We located 135 different nest trees in 49 different owl territories from 1989–2007. Mean area of cover-type polygons containing nest trees was 304.6 ha (SE = ±45.5, range 16.0–1116.7 ha, n = 49). The mean distance to the nearest edge with another cover type (regardless of contrast) was 130 m for nest trees (SE = ±16, range 4–504 m, n = 49) and 103 m for random points (SE = ±14, range 1–357 m, n = 49; paired t-test, t = 1.246, P = 0.219). The mean distance to the nearest high-contrast edge was 222 m for nest trees (SE = ±22, range 0–680 m, n = 49) and 173 m for random points (SE = ±23, range 1–860 m, n = 49; paired t-test, t = 2.054, P = 0.045). We found no relationship between distance-to-edge and elevation for either the nearest edge of any type (Pearson product moment correlation coefficient = −0.134, P = 0.36) or the nearest high-contrast edge (Pearson product moment correlation coefficient = −0.07, P = 0.58).
We found no evidence that California Spotted Owls used nest sites closer to edges than one would expect by chance, at least on our study area in the central Sierra Nevada. In fact, our analysis suggested that the owls nested further from high-contrast edges. Our results were consistent over a wide range of elevations, contrary to our predictions based on changes in forest types and primary prey. Further, our result for mean distance (222 m) to a high-contrast edge was within the range reported by Buchanan and Irwin (1998; 203–565 m) for the distance from a nest site to an opening >1.0 ha. Although owls will forage in or near edge habitats (Ward et al. 1998, Folliard et al. 2000), the energetic savings gained by selecting nest sites close to edges may be insignificant or may not outweigh the risk of predation (Forsman et al. 1984). Alternatively, foraging by owls in or near edge habitat may not be sufficiently consistent to influence nest-site selection.

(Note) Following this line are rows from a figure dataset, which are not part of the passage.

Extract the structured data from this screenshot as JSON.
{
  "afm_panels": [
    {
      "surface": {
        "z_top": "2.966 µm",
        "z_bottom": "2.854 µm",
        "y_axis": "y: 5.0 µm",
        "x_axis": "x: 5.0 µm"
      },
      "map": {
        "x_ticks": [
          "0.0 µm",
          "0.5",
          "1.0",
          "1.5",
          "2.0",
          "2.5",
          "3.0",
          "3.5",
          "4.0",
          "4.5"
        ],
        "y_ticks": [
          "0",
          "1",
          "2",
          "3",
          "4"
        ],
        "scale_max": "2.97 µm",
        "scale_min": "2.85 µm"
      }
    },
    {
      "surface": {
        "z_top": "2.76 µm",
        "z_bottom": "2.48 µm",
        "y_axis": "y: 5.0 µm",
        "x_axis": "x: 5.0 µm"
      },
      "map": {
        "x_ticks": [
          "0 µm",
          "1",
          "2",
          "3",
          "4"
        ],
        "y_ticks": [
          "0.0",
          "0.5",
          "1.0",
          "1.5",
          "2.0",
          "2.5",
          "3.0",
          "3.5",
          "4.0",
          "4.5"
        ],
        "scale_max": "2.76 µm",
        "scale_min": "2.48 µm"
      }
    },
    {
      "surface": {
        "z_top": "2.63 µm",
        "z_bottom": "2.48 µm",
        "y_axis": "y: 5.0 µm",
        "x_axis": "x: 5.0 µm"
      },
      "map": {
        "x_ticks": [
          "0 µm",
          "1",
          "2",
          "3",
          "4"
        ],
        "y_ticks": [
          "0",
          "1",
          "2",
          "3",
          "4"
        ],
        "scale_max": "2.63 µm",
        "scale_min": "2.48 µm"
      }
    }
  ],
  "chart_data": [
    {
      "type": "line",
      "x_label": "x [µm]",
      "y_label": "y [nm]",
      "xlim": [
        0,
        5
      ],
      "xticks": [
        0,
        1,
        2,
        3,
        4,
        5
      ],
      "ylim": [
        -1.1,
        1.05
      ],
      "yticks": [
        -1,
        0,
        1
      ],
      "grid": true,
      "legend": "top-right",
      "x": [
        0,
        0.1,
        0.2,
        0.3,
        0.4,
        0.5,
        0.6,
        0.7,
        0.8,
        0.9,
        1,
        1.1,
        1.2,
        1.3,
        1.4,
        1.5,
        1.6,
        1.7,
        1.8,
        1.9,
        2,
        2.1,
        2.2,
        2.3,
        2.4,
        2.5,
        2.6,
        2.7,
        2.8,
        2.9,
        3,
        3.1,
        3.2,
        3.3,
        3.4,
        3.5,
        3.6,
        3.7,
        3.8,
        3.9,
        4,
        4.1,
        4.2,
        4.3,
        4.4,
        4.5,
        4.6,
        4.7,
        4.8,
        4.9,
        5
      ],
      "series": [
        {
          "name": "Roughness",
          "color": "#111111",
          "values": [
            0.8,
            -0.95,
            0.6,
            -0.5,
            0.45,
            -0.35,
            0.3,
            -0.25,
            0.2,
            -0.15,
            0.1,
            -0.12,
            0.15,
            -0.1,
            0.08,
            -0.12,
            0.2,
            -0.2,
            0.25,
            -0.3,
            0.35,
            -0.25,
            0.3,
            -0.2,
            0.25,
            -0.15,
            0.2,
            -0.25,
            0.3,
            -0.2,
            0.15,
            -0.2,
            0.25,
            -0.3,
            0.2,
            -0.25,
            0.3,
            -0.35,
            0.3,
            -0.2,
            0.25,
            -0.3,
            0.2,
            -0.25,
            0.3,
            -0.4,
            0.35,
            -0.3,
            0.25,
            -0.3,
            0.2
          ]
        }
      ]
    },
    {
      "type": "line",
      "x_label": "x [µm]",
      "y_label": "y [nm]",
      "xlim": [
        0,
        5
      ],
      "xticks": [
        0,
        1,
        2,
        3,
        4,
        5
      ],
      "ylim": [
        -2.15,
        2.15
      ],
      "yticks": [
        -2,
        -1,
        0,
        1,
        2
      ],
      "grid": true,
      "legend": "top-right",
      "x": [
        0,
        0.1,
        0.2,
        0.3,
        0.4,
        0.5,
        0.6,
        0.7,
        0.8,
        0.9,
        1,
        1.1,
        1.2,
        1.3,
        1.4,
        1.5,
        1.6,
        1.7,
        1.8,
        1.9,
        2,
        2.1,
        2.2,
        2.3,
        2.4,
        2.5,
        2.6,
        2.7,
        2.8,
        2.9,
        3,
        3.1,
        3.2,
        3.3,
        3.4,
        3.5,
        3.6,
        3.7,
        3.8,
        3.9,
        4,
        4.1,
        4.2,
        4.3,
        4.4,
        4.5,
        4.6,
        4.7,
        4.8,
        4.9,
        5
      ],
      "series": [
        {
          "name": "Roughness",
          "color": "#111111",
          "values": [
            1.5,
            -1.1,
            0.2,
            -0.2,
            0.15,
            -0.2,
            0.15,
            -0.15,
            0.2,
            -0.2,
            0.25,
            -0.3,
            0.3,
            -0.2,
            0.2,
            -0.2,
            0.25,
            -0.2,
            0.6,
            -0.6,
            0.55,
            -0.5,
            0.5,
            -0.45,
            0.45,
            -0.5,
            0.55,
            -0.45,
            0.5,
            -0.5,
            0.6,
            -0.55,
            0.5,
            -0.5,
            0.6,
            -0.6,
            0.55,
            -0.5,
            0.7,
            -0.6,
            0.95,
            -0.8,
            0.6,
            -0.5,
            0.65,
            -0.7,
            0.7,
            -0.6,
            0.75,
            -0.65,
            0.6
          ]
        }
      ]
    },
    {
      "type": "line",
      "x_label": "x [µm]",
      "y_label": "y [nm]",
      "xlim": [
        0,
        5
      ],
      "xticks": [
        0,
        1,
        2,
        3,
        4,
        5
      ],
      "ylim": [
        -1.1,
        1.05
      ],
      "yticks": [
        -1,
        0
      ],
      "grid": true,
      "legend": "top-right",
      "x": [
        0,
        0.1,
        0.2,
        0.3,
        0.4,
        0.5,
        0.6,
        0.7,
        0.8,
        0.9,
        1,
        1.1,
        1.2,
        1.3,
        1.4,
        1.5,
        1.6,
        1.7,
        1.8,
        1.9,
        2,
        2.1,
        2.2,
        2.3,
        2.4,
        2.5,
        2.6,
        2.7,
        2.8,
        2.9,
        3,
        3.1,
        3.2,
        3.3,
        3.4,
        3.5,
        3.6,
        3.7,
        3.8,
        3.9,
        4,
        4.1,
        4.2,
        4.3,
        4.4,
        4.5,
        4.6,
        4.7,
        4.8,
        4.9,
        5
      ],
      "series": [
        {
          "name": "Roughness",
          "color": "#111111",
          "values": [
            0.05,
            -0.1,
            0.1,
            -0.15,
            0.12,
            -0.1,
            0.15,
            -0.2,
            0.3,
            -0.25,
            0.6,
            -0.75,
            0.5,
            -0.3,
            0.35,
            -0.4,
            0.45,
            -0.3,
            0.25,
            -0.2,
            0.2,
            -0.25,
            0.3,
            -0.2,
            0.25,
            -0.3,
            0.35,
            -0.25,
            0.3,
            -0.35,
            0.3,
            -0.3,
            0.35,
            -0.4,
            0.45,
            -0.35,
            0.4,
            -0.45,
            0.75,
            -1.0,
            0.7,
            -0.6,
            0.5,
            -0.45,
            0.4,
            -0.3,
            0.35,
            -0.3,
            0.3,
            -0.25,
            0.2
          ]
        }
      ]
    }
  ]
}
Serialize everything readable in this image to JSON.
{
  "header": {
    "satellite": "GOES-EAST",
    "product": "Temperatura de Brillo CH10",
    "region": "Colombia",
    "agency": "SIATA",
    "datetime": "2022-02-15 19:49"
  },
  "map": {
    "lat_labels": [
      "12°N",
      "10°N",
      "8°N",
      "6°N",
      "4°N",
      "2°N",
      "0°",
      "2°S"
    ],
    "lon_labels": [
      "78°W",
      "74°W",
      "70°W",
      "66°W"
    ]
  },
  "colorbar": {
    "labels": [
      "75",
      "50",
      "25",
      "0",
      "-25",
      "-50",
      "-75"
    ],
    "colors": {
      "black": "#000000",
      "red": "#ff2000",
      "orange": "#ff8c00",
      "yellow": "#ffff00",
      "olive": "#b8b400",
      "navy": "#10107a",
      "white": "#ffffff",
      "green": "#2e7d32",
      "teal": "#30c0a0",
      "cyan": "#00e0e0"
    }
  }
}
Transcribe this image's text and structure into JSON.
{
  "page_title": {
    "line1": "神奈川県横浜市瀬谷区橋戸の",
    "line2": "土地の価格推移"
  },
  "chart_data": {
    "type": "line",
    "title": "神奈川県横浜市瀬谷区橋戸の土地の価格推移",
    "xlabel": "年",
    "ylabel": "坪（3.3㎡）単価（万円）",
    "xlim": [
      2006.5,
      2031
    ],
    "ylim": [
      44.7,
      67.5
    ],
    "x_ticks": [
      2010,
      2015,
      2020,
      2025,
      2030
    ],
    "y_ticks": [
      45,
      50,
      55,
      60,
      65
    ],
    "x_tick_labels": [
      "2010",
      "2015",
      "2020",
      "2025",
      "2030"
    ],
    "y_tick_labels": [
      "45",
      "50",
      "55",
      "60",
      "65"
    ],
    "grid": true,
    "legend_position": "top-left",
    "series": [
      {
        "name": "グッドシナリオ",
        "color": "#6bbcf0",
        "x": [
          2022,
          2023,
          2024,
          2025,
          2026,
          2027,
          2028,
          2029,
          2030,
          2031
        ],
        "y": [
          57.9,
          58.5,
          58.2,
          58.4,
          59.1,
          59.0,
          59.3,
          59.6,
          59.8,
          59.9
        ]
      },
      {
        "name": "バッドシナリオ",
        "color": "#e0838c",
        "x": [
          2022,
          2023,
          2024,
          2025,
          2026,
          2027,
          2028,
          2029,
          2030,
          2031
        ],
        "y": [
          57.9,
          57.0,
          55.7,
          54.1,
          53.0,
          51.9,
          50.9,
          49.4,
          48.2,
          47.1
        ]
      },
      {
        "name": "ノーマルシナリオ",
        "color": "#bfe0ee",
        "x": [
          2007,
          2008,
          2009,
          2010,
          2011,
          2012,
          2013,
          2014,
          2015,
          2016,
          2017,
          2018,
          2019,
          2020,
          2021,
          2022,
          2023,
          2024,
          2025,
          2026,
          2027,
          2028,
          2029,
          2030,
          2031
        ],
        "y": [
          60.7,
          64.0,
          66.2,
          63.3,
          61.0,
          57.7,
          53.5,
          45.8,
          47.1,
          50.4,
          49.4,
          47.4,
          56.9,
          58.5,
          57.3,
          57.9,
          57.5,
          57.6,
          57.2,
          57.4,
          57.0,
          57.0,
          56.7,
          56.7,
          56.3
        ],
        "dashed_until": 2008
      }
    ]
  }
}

Habitat alteration (e.g., timber harvest, fire) may have occurred between the date of nest-site selection by owls and the date of aerial photography used to develop our vegetation map. In these cases, the distance-to-edge for nest locations could only have decreased. In addition, this effect would apply equally to the random points used for comparison. Thus, we believe that our findings were not an artifact of habitat change during the course of our study. We suggest that other factors, such as the spatial distribution of suitable nest trees within the nest stand, may be more important for nest-site selection than distance to an edge. We also suggest that owls would not benefit from increased forest fragmentation around nest stands, at least with respect to nest-site selection.
We thank our many field assistants over the years. We thank W.J. Berigan for technical assistance. This paper was inspired by our participation in the Sierra Nevada Adaptive Management Project (SNAMP) and is SNAMP Publication Number 3. SNAMP is a collaborative effort funded by the U.S. Forest Service Pacific Southwest Research Station, U.S. Fish and Wildlife Service, California Department of Fish and Game, California Department of Water Resources, California Department of Forestry and Fire Protection, and the Sierra Nevada Conservancy. Region 5 of the U.S. Forest Service (contract number PRF 594764 to RJG) also provided significant funding for the data collection. The University of California and the University of Minnesota provided administrative support. We thank Robert Heald and Rob York at the University of California's Blodgett Forest Research Station for logistical support.